There's so much of me that he still gets.
No matter what I don't say he still understands.
Yeah, I'm a girl and yeah, that makes me dumb because I can't, and don't know how to let go.
I know that what we have is so ephemeral and so unreal.
But I know that it'll always be there.
No matter how hard I try to ignore it, or kill it, or make it go away, it won't.
Because that's just what we are.
After two hours on the phone, nothing got resolved.
It never does.
And truthfully, it probably never will.
But I was different this time.
He felt it too.
I'm not desperately pining and wanting to be with him anymore.
Yes, I still love him; yes, I always will.
But I'm fine.
I'm confused, and I know that there's so many unanswered questions still, but I can't be with him when he's not ready.
Right now, he's not.
And for the first time ever, I'm okay with that.
I also realized this time around, that if I ever needed him...
For anything, I can call him.
I can. And he'll be there.
I know he cares and I know that he always will.

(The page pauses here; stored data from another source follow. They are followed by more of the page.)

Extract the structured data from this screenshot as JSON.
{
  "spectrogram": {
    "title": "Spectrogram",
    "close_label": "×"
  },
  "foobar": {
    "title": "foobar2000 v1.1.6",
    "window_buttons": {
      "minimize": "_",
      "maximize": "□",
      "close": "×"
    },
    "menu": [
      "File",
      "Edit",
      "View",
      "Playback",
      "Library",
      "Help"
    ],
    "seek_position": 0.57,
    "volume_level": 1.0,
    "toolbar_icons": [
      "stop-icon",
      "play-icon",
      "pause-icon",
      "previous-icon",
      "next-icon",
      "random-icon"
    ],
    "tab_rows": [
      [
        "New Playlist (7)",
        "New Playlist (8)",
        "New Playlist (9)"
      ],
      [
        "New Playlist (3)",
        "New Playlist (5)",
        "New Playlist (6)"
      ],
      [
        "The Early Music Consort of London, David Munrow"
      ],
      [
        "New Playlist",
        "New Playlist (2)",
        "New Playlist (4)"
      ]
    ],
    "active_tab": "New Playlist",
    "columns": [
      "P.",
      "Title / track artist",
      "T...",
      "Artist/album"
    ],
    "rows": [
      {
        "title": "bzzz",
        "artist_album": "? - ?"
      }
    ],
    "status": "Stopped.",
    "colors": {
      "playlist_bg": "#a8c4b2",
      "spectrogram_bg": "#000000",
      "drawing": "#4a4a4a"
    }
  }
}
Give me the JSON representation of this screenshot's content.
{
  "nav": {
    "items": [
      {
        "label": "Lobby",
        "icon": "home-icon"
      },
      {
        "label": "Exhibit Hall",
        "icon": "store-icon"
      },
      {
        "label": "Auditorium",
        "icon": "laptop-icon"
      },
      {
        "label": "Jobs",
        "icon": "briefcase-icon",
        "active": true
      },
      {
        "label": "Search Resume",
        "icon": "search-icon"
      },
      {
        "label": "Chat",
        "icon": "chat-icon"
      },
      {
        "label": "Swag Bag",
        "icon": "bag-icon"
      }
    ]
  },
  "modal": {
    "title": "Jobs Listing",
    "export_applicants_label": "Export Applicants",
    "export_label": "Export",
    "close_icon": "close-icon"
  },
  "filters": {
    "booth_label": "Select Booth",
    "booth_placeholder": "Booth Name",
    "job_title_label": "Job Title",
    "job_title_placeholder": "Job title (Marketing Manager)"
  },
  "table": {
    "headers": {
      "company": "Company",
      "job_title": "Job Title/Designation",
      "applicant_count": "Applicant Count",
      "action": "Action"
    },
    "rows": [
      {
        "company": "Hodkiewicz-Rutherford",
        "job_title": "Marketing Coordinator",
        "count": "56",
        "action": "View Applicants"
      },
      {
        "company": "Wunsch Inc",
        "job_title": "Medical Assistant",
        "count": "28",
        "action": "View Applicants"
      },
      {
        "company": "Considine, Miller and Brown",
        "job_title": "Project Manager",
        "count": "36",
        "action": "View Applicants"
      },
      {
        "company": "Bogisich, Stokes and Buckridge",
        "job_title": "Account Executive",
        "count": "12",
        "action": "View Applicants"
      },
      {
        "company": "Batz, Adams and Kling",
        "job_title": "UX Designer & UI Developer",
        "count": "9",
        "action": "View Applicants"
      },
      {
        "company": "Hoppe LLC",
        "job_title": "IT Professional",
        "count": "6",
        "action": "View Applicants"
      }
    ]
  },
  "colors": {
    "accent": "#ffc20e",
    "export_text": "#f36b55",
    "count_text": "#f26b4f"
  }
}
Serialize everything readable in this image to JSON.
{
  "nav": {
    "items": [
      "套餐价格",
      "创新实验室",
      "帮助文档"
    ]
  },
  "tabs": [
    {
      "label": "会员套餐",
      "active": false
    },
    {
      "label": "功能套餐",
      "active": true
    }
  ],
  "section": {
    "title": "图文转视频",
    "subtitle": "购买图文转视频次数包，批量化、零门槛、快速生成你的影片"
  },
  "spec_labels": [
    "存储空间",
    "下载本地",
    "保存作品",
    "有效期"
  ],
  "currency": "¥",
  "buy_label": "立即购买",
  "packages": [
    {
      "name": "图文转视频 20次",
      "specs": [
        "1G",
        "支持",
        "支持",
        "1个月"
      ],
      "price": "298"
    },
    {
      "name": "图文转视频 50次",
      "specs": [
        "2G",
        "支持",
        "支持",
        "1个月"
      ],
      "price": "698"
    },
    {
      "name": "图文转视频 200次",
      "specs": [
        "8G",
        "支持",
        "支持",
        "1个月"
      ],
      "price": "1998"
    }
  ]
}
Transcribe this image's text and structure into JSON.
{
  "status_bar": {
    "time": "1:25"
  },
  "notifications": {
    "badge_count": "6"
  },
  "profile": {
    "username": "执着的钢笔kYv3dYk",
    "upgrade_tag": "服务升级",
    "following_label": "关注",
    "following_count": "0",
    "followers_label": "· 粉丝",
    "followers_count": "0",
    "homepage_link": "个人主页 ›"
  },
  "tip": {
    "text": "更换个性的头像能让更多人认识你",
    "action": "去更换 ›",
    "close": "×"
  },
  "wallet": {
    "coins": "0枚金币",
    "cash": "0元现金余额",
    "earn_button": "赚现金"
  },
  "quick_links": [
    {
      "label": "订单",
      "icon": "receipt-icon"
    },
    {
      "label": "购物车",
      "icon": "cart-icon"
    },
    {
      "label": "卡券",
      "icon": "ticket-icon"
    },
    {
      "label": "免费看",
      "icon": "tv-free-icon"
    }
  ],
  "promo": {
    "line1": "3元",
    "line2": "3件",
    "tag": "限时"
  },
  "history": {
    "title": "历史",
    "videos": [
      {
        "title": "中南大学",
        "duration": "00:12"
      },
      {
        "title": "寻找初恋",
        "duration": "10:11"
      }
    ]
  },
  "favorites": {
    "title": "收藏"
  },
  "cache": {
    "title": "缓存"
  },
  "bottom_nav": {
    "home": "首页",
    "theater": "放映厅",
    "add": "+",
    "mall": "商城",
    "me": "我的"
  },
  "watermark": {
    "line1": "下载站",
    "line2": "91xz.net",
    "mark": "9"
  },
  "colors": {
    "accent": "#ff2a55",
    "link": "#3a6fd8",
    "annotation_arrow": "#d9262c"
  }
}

Knowing that, I guess I feel relieved.
A lot more reassured I guess.
Because, even if he and I can't ever be friends, and we can't ever be each other's significant other again, we'll still have something.
So what, if I'm in love with him?
I just need to be okay with it.
I need to stop feeling guilty with other guys because I feel like he wouldn't be happy with me being happy.
Maybe he'll never be ready for me.
As long as I know that I always have him...
A small piece of him, I'll be okay.
I need to be done with dysfunctional relationships.
E. and D.?
So, so, bad for me.
There's a part of me that already knows that neither one of them is going to work out.
So why am I still here right?
I need to stop being afraid of failure.
I already know that that's my greatest fear.
I know that the reason that I have such a hard time letting go of things is because I can't get over the fact that I've failed.
But I really need to stop that, because if I fail at something, I need to learn from it, pick up the pieces and move on.
With a lot of things in my life, I can do that.
I need to start doing that with this too.
I need to start collecting the pieces of my heart and putting them together.
How can I possibly give someone all of me, when I don't even have all of me yet?
Everyone needs to fail to learn.
I need to fail, and realize that failing isn't the worst thing in the world.
I know now, that I'll always have him.
I know now, that I'll always love him.
I know now, that I'm okay without him.
He IS it for me.
But that won't stop me from being happy anymore.